Let's see... What is a carry trade?

an operation of carry trade It consists of buying currencies with higher profitability by borrowing funds in currencies with lower profitability. This translates into buying those with high interest rates and selling those with lower interest rates. The reason is that the returns of the former tend to exceed those of the latter in the medium term, if both the variations in currency prices and the benefits they generate from the difference in interest rates are taken into account. This carry trade operation involves the purchase of currencies from emerging countries by selling euros, and there are a couple of reasons why it has worked so well: 1. The main interest rates of the European Central Bank (ECB) were negative until the month past, while interest rates in many emerging markets (which were already relatively high at the beginning of the year) have only risen. That has provided a widening interest rate differential for carry traders to profit from.
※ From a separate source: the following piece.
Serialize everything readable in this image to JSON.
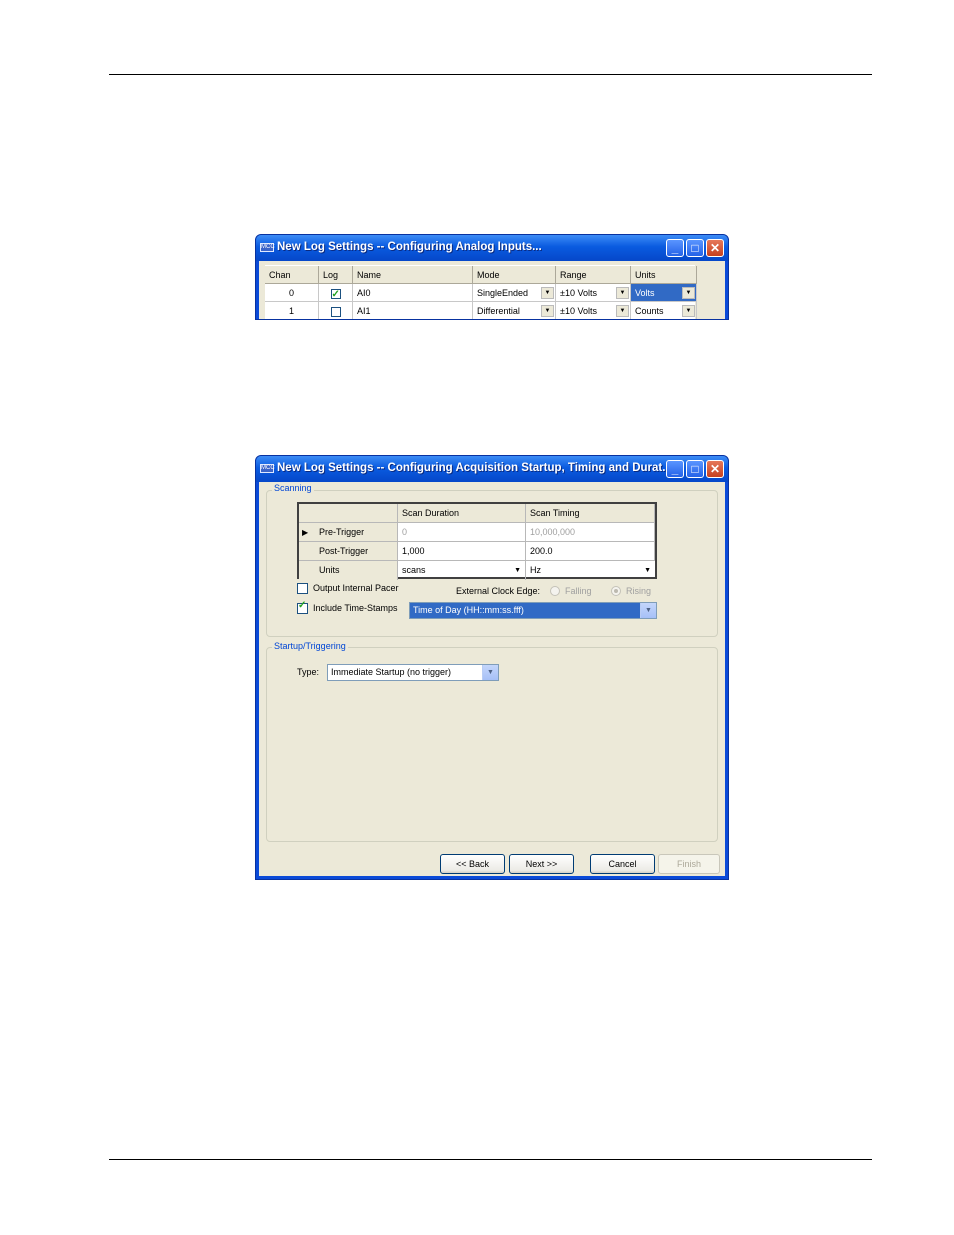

2. The euro has lost value against 18 of the 23 currencies analyzed by Bloomberg since the beginning of the year. Therefore, traders who have sold the euro have benefited from the fall in its value. If we compare this with the American dollar, which has gone from strength to strength, we will be able to understand why this operation has outperformed the same with the US dollar by quite a margin.

graph 1

Performance of emerging market currencies so far this year against the euro and the dollar. Source: Bloomberg.

Additionally, investors are betting that carry trades will remain profitable for at least the rest of the year. With the old continent on the verge of recession, the ECB will not be in a position to aggressively raise interest rates. This means that the interest rate gap between emerging markets and Europe is not likely to narrow, which also reduces the euro's growth prospects.

What are the risks of this strategy?​

As always, just because the carry trade has worked well in the past does not mean it will continue to do so in the future. And since carry trades (especially the most profitable ones) tend to be crowded, the strategy can take a hit during times of market stress as investors rush out all at once. Emerging market currencies can also be quite volatile. Economic problems in the regions have a history of spiraling out of control, which can lead to major collapses in currency values. Therefore, the interest rate differentials that carry trade investors were benefiting from can lose everything (and more) if the value of an emerging market currency plummets. There may also be a contagion effect. Economic crises in emerging markets have a history of spreading beyond their starting points, causing many currencies to fall at the same time.

bar graph

Profitability of the carry trade strategy with euros and emerging market currencies. Source: Bloomberg.

Lastly, forex trading is often done using leverage. If we contribute a small amount of capital that expands, our potential profits grow, but it also means that small currency movements in the wrong direction can cause us large losses. If we decide to trade with leverage, we should use it sparingly. It is a double-edged sword for our trading training, but if we know how to use it properly everything will go smoothly. 

So how do we implement the carry trade?✍​

After having seen how the carry trade strategy works and the benefits and risks they bring to our portfolios, we are going to move on to the practical side to close this valuable lesson for your trading training: 1. We open the page Global-Rates.com to see the latest interest rates set by the world's central banks. Emerging markets listed on the Global-Rates website are Saudi Arabia, China, India, South Africa, Indonesia, Poland, Czech Republic, Mexico, Russia, Chile, Hungary, Brazil and Turkey.

graph 3 table

Summary of current interest rates of a large number of central banks. Source: Global-rates.com

2. We choose the first four emerging countries with the highest interest rates. Right now, they are Türkiye, Brazil, Hungary and Chile. 3. Buy the currencies of these four emerging countries against the euro. For example, if we buy the BRL/EUR pair it means that we are buying the Brazilian real and selling the euro. We must allocate an equal amount to each currency pair, in this way we diversify the risk if one of our positions suffers large losses. 

 

Every day that we maintain the operation, our currency broker will deposit the difference in interest rates between the currencies through a mechanism called "rollover". As an added bonus, higher-yielding currencies tend to rise in value relative to lower-yielding ones, as more investors flock to them to benefit from higher interest rates. Now that we have reviewed the benefits and risks of the carry trade strategy; What do you think of her? Do you see it useful for your trading training?